The Philippines has not been spared from the global trade wars triggered by U.S. President Donald Trump's tariffs, but it faces a comparatively modest 17% tariff, the lowest among five regional economies covered by the study - Malaysia, Thailand, Indonesia, Vietnam and the Philippines.
Still, the Philippines lacks the infrastructure and investment to take quick advantage, it said.
Vietnam and Thailand are subject to much steeper rates of 46% and 36%, respectively, though those have been paused until July.
The study by Philippine Institute for Development Studies created a Tariff Exposure Composite Index to assess how vulnerable each country is to the new U.S. levies.
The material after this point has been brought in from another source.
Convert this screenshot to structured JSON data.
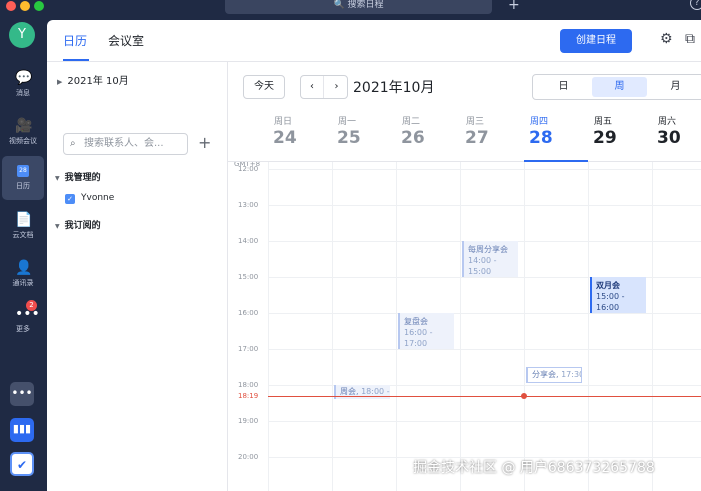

The Philippines and Indonesia both scored 2.2, placing them in the moderate risk category. But their positions differ significantly.
While both share the same risk score, Indonesia is considered more exposed due to its higher 32% tariff and a narrower exemption coverage - only about 10% of its exports to the U.S. are shielded, the study showed. Its main exports, such as palm oil and footwear, are also highly sensitive to price increases.
In contrast, the Philippines benefits from broader tariff exemptions, covering around 33% of its U.S.-bound exports, mostly in high-value sectors like semiconductors, memory chips, and storage devices. This, along with its lower tariff rate, places it in a stronger position to attract diverted trade and investment.
"The Philippines is strategically positioned to benefit,' the study authored by former Trade Undersecretary Rafaelita Aldaba said. "Its low tariff rate, strong exemptions for key exports, and moderate strategic exposure create an opportunity to attract trade and investment shifts."
Malaysia, with a slightly higher tariff of 24%, also ranked favourably, scoring 2.8. It has the highest exemption coverage in the region, protecting nearly 46% of its exports to the U.S., particularly in electronics and semiconductor equipment.
Vietnam and Thailand scored higher on the risk index - 3.4 and 3.0, respectively - reflecting deeper exposure. Both countries depend heavily on the U.S. market and have lower exemption coverage. Vietnam sends 35% of its total exports to the U.S., making it the most vulnerable among its peers, the study showed.
The study warned that while the Philippines has a relative advantage, it still lags behind Malaysia and Vietnam in manufacturing scale, logistics and readiness to absorb new investment.
"The Philippines' ability to convert this relative advantage into tangible economic gains will hinge on how swiftly it can mobilize responses in logistics, investment facilitation, and targeted export promotion," the study added.